ART | CRITIQUE

Anatol Echo

PFrançois Salmeron
@17 Mai 2013

«Anatol Echo» se développe autour de la figure théâtrale d’Anatol, un dandy inconstant. L’enjeu de l’exposition consiste alors à sonder sa personnalité complexe, en mêlant notamment figuration et abstraction dans des portraits fascinants, comme pour mieux rendre compte de l’ambivalence de toute identité et de tout caractère.

Imaginé par le dramaturge viennois Arthur Schnitzler en 1892 pour sa première pièce de théâtre, le personnage d’Anatol se définit lui-même comme un dandy mélancolique et inconstant. Séducteur invétéré, ses aventures amoureuses se développent en huit saynètes, où il rencontre autant de jeunes femmes provenant de divers horizons sociaux, dont il s’éprend tour-à-tour et tente de conquérir.
Ce personnage complexe et indécis sert donc de modèle à la nouvelle exposition de Matthias Bitzer, trouvant une nouvelle fois ses inspirations dans la littérature, après avoir précédemment travaillé sur la figure de l’écrivain et poète portugais Fernando Pessoa.

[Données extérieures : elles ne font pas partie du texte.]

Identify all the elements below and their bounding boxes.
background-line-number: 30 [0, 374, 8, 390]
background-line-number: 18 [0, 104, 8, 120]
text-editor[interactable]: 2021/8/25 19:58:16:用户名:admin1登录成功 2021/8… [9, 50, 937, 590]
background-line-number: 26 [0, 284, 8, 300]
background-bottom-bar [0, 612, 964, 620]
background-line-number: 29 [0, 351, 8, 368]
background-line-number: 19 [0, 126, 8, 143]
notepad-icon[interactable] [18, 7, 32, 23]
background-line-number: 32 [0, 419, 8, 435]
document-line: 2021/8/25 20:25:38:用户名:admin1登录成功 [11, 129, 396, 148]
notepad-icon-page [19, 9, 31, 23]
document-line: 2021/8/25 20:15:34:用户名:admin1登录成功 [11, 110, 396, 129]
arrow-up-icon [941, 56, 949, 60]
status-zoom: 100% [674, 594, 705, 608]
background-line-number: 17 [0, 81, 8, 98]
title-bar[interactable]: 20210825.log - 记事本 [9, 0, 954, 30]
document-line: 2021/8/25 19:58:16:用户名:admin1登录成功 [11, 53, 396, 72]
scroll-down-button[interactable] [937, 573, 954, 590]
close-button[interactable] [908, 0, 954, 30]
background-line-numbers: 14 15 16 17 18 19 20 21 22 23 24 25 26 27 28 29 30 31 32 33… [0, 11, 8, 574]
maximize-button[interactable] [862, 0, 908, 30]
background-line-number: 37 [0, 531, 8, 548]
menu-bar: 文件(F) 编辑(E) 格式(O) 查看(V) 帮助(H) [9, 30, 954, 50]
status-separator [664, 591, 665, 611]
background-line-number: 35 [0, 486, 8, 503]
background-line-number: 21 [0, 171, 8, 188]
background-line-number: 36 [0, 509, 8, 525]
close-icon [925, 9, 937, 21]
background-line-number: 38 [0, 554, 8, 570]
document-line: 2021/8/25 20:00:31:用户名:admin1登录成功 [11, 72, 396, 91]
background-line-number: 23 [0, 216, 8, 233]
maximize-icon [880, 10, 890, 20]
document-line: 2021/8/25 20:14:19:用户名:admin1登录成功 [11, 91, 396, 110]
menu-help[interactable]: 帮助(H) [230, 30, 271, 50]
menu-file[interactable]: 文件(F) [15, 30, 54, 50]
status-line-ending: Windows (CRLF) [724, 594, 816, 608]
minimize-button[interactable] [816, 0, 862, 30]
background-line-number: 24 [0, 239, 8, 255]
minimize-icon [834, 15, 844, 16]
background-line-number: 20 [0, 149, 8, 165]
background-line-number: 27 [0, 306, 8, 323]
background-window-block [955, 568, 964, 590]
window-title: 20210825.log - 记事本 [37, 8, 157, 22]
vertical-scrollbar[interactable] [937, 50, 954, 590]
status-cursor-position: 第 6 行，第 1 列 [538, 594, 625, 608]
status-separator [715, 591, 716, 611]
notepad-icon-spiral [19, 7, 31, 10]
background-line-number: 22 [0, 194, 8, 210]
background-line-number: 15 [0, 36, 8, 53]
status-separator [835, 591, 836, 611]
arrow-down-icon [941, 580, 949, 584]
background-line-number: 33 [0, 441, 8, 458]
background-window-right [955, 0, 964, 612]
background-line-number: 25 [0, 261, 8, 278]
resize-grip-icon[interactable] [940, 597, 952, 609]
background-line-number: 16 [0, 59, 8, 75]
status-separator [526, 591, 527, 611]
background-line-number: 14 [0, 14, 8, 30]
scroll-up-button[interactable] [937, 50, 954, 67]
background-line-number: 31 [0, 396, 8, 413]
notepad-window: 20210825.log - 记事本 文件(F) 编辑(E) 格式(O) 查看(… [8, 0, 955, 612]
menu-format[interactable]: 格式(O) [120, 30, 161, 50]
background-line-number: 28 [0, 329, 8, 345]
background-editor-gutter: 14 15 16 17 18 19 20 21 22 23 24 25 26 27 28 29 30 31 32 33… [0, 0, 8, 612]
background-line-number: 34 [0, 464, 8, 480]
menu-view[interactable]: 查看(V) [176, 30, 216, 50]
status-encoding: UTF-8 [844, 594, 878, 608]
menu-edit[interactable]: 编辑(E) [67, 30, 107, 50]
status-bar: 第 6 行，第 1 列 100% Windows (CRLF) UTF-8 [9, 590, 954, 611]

«Anatol Echo» tente donc de cerner les contours de ce personnage changeant, d’esquisser le tracé de sa personnalité et de son âme, notamment à travers une série de portraits fascinants mêlant style figuratif et style abstrait. Par exemple, le triptyque Inventing Anatol présente un portrait noir et blanc exécuté au crayon, dont les traits sont mêlés à des figures abstraites circulaires. Aussi, des sortes de ronds de fumée blancs sur fond noir, viennent apporter un contour nébuleux et ectoplasmique à la figure d’Anatol, tandis que les collages foisonnants et multicolores complétant ce triptyque, donnent à Anatol un aspect définitivement fragmentaire et éclaté, comme si son âme était tout aussi composite que l’habit d’Arlequin. A l’arrivée, l’image figurative éclate en divers fragments kaléidoscopiques abstraits et colorés.

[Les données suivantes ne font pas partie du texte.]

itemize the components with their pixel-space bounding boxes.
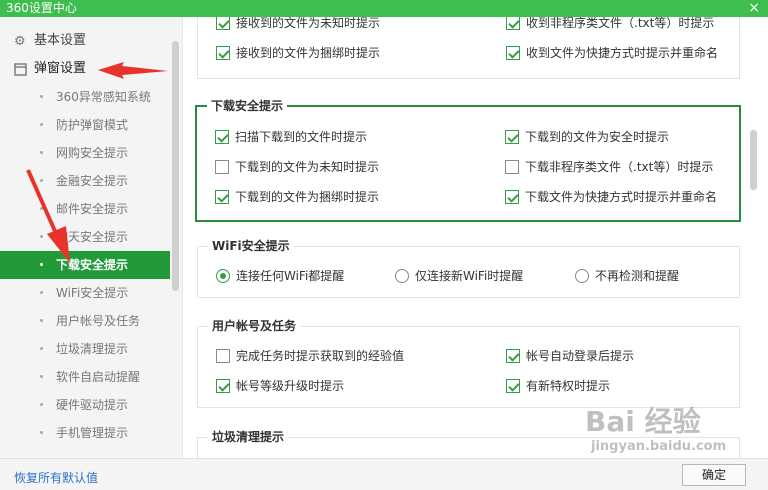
wifi-group-title: WiFi安全提示: [208, 238, 294, 254]
sidebar-item-label: 用户帐号及任务: [56, 314, 141, 328]
checkbox-label: 收到文件为快捷方式时提示并重命名: [526, 46, 719, 60]
sidebar-item[interactable]: 360异常感知系统: [0, 83, 170, 111]
bullet-icon: [40, 151, 43, 154]
sidebar-section-label: 弹窗设置: [34, 61, 87, 76]
bullet-icon: [40, 95, 43, 98]
bullet-icon: [40, 207, 43, 210]
checkbox-label: 有新特权时提示: [526, 379, 611, 393]
checkbox-label: 帐号自动登录后提示: [526, 349, 635, 363]
content-scrollbar[interactable]: [750, 130, 757, 190]
bullet-icon: [40, 375, 43, 378]
watermark-logo: Bai 经验: [585, 405, 701, 438]
gear-icon: ⚙: [14, 34, 26, 49]
baidu-watermark: Bai 经验 jingyan.baidu.com: [585, 405, 755, 485]
checkbox-box[interactable]: [216, 46, 230, 60]
checkbox-box[interactable]: [215, 160, 229, 174]
sidebar-item[interactable]: 用户帐号及任务: [0, 307, 170, 335]
sidebar-item[interactable]: 邮件安全提示: [0, 195, 170, 223]
checkbox-box[interactable]: [215, 130, 229, 144]
radio-dot[interactable]: [395, 269, 409, 283]
mail-group: 接收到的文件为未知时提示 收到非程序类文件（.txt等）时提示 接收到的文件为捆…: [197, 17, 740, 79]
checkbox-box[interactable]: [216, 379, 230, 393]
sidebar-item-label: 360异常感知系统: [56, 90, 151, 104]
checkbox-label: 收到非程序类文件（.txt等）时提示: [526, 17, 715, 30]
sidebar-item-label: 网购安全提示: [56, 146, 129, 160]
checkbox-label: 接收到的文件为未知时提示: [236, 17, 381, 30]
checkbox-box[interactable]: [216, 17, 230, 30]
wifi-group: WiFi安全提示 连接任何WiFi都提醒 仅连接新WiFi时提醒 不再检测和提醒: [197, 238, 740, 298]
bullet-icon: [40, 263, 43, 266]
window-icon: [14, 63, 27, 76]
checkbox-label: 帐号等级升级时提示: [236, 379, 345, 393]
restore-defaults-link[interactable]: 恢复所有默认值: [14, 469, 98, 486]
sidebar-item[interactable]: 聊天安全提示: [0, 223, 170, 251]
sidebar-item-label: 聊天安全提示: [56, 230, 129, 244]
checkbox-box[interactable]: [506, 349, 520, 363]
account-group: 用户帐号及任务 完成任务时提示获取到的经验值 帐号自动登录后提示 帐号等级升级时…: [197, 318, 740, 408]
trash-group-title: 垃圾清理提示: [208, 429, 289, 445]
sidebar-item-label: WiFi安全提示: [56, 286, 129, 300]
checkbox-box[interactable]: [505, 130, 519, 144]
radio-dot[interactable]: [216, 269, 230, 283]
sidebar-item-label: 下载安全提示: [56, 258, 129, 272]
checkbox-box[interactable]: [215, 190, 229, 204]
sidebar-item[interactable]: 软件自启动提醒: [0, 363, 170, 391]
bullet-icon: [40, 235, 43, 238]
sidebar-item[interactable]: 手机管理提示: [0, 419, 170, 447]
checkbox-label: 下载到的文件为未知时提示: [235, 160, 380, 174]
sidebar: ⚙ 基本设置 弹窗设置 360异常感知系统 防护弹窗模式 网购安全提示 金融安全…: [0, 17, 183, 458]
sidebar-section-label: 基本设置: [34, 33, 87, 48]
checkbox-label: 下载文件为快捷方式时提示并重命名: [525, 190, 718, 204]
title-bar: 360设置中心 ×: [0, 0, 768, 17]
radio-dot[interactable]: [575, 269, 589, 283]
sidebar-item-label: 硬件驱动提示: [56, 398, 129, 412]
sidebar-item-label: 防护弹窗模式: [56, 118, 129, 132]
close-icon[interactable]: ×: [748, 0, 760, 16]
bullet-icon: [40, 179, 43, 182]
sidebar-item[interactable]: 硬件驱动提示: [0, 391, 170, 419]
checkbox-label: 下载到的文件为捆绑时提示: [235, 190, 380, 204]
checkbox-label: 扫描下载到的文件时提示: [235, 130, 368, 144]
checkbox-box[interactable]: [505, 160, 519, 174]
sidebar-item-label: 垃圾清理提示: [56, 342, 129, 356]
checkbox-label: 下载到的文件为安全时提示: [525, 130, 670, 144]
radio-label: 不再检测和提醒: [595, 269, 680, 283]
bullet-icon: [40, 431, 43, 434]
sidebar-item[interactable]: 防护弹窗模式: [0, 111, 170, 139]
sidebar-item-label: 软件自启动提醒: [56, 370, 141, 384]
radio-label: 仅连接新WiFi时提醒: [415, 269, 524, 283]
sidebar-item[interactable]: 网购安全提示: [0, 139, 170, 167]
window-title: 360设置中心: [6, 1, 77, 15]
bullet-icon: [40, 123, 43, 126]
checkbox-box[interactable]: [506, 379, 520, 393]
sidebar-item[interactable]: WiFi安全提示: [0, 279, 170, 307]
download-group-title: 下载安全提示: [207, 98, 288, 114]
sidebar-section-basic[interactable]: ⚙ 基本设置: [0, 28, 170, 54]
sidebar-item[interactable]: 金融安全提示: [0, 167, 170, 195]
settings-content: 接收到的文件为未知时提示 收到非程序类文件（.txt等）时提示 接收到的文件为捆…: [184, 17, 768, 458]
radio-label: 连接任何WiFi都提醒: [236, 269, 345, 283]
checkbox-label: 下载非程序类文件（.txt等）时提示: [525, 160, 714, 174]
sidebar-item[interactable]: 垃圾清理提示: [0, 335, 170, 363]
checkbox-label: 完成任务时提示获取到的经验值: [236, 349, 405, 363]
sidebar-item-label: 邮件安全提示: [56, 202, 129, 216]
checkbox-box[interactable]: [506, 17, 520, 30]
checkbox-box[interactable]: [216, 349, 230, 363]
download-group: 下载安全提示 扫描下载到的文件时提示 下载到的文件为安全时提示 下载到的文件为未…: [195, 98, 741, 222]
watermark-url: jingyan.baidu.com: [591, 439, 727, 454]
bullet-icon: [40, 347, 43, 350]
checkbox-box[interactable]: [506, 46, 520, 60]
checkbox-label: 接收到的文件为捆绑时提示: [236, 46, 381, 60]
sidebar-item-label: 手机管理提示: [56, 426, 129, 440]
sidebar-scrollbar[interactable]: [172, 41, 179, 291]
sidebar-item-download-active[interactable]: 下载安全提示: [0, 251, 170, 279]
sidebar-section-popup[interactable]: 弹窗设置: [0, 56, 170, 82]
sidebar-item-label: 金融安全提示: [56, 174, 129, 188]
account-group-title: 用户帐号及任务: [208, 318, 301, 334]
bullet-icon: [40, 403, 43, 406]
app-window: { "window": {"title": "360设置中心", "close_…: [0, 0, 768, 490]
checkbox-box[interactable]: [505, 190, 519, 204]
bullet-icon: [40, 291, 43, 294]
bullet-icon: [40, 319, 43, 322]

Anatol est ainsi présenté sous des traits changeants, perturbés, désagrégés, sa personne ne pouvant se transcrire que sous une forme diffuse ou éclatée. Le grand portrait Anatol vient confirmer la complexité du caractère du personnage et de sa représentation: on a alors affaire à un portrait classique noir et blanc de trois-quarts, où des figures abstraites colorées viennent s’incruster non seulement sur le fond neutre de la toile, mais sur le visage même de notre héros. L’apparition incongrue de ces formes abstraites apparait comme le symbole des perturbations inattendues jaillissant dans le cours des vies, altérant nos caractères, fragmentant nos egos. Notre personnalité n’est jamais un tout constitué et donné une fois pour toute, il subit des modifications au cours du temps et ne se laisse jamais complètement cerner.

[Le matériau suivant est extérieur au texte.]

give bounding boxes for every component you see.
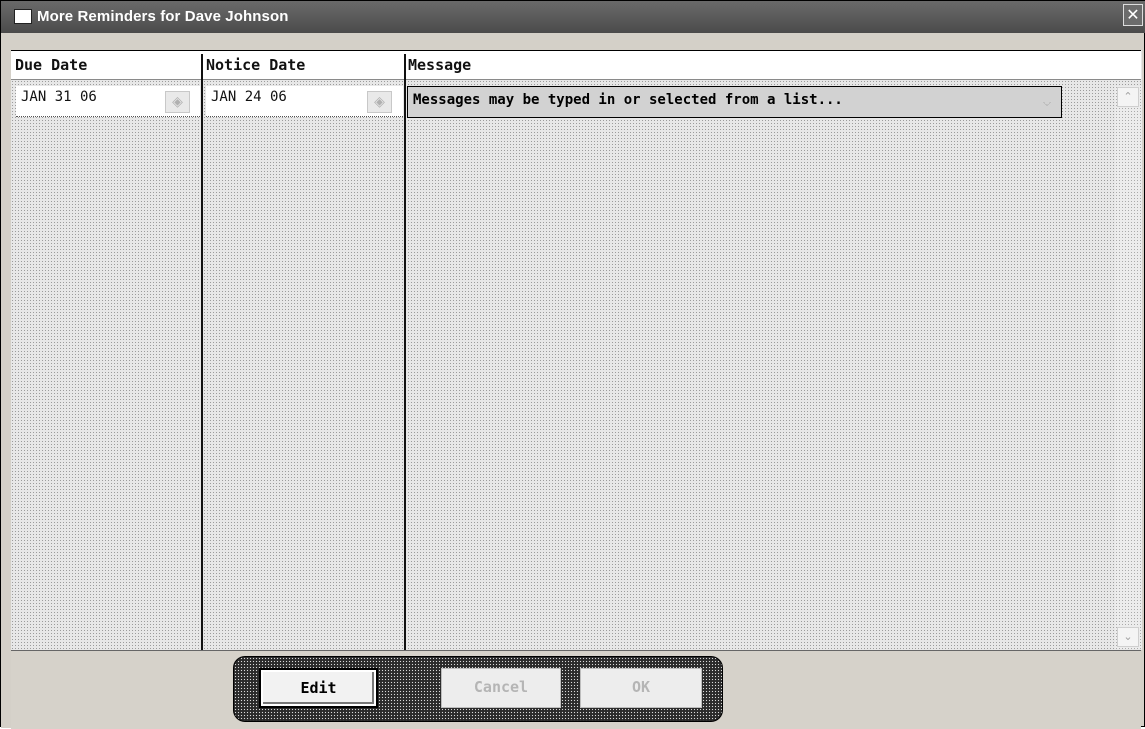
due-date-cell[interactable]: JAN 31 06 ◈ <box>16 86 200 117</box>
vertical-scrollbar[interactable]: ⌃ ⌄ <box>1115 86 1142 649</box>
ok-button[interactable]: OK <box>580 668 702 708</box>
window-icon <box>14 9 32 24</box>
column-header-due-date[interactable]: Due Date <box>15 56 87 74</box>
calendar-icon[interactable]: ◈ <box>165 91 190 113</box>
reminders-grid[interactable] <box>11 50 1142 650</box>
message-input[interactable]: Messages may be typed in or selected fro… <box>413 92 843 108</box>
chevron-down-icon[interactable]: ⌵ <box>1037 92 1057 112</box>
window-left-border <box>1 33 11 728</box>
notice-date-cell[interactable]: JAN 24 06 ◈ <box>206 86 403 117</box>
title-bar[interactable]: More Reminders for Dave Johnson ✕ <box>1 1 1145 33</box>
column-divider <box>201 54 203 650</box>
notice-date-value: JAN 24 06 <box>211 89 287 105</box>
column-header-notice-date[interactable]: Notice Date <box>206 56 305 74</box>
cancel-button[interactable]: Cancel <box>441 668 561 708</box>
scroll-down-icon[interactable]: ⌄ <box>1117 627 1139 647</box>
edit-button[interactable]: Edit <box>259 668 378 708</box>
window-title: More Reminders for Dave Johnson <box>37 8 289 25</box>
due-date-value: JAN 31 06 <box>21 89 97 105</box>
calendar-icon[interactable]: ◈ <box>367 91 392 113</box>
message-combobox[interactable]: Messages may be typed in or selected fro… <box>407 86 1062 118</box>
close-button[interactable]: ✕ <box>1123 4 1143 26</box>
scroll-up-icon[interactable]: ⌃ <box>1117 87 1139 107</box>
column-header-message[interactable]: Message <box>408 56 471 74</box>
table-header: Due Date Notice Date Message <box>11 50 1141 80</box>
reminders-window: More Reminders for Dave Johnson ✕ Due Da… <box>0 0 1145 729</box>
column-divider <box>404 54 406 650</box>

Des œuvres bien plus abstraites viennent appuyer le propos d’«Anatol Echo». The Appearence of the Giants se présente comme un enchevêtrement alambiqué de roues, de cercles et de figures coniques, alors qu’Inmost North présente un grand cerceau multicolore vissé au sol. Ces cercles et cerceau nous renvoient ainsi à l’idée des cycles des vies, des temps qui changent, des amours qui s’épuisent et se changent en indifférence.
Tout est en mouvement. Aussi, l’installation The Second of a Mountain se lit soit comme une métaphore du temps, avec ce grand tas de sable qui nous fait penser à un sablier, soit comme l’image de la désagrégation des choses, de leur décomposition, jusqu’à devenir grain de sable ou de poussière.

Les néons You reflect everything and Your reflection is in everything apparait comme une sentence poétique et philosophique livrant une des clés d’Anatol: «Vous reflétez tout et Votre reflet est en tout». Nos personnalités seraient définitivement plurielles, ouvertes aux influences, aux rencontres et aux incidents du monde, véritables miroirs du monde, de même que notre simple aura ou notre présence créerait un impact sur ce qui nous entoure. Notre identité n’est finalement qu’un réseau en perpétuelle réorganisation, et non une entité fixe et stable, immuable au cours du temps.

Car aucun indice, aucune trace, aussi nombreux et précis soient-ils, ne permettent de restituer l’entité de chacun. En ce sens, Matthias Bitzer recouvre un pan entier de mur avec des collages, des dessins, des photos, des notes et des textes, comme pour illustrer une énième tentative désespérée – et manquée – visant à reconstituer la personnalité d’Anatol, à travers un ensemble de signes, d’empreintes et de témoignages.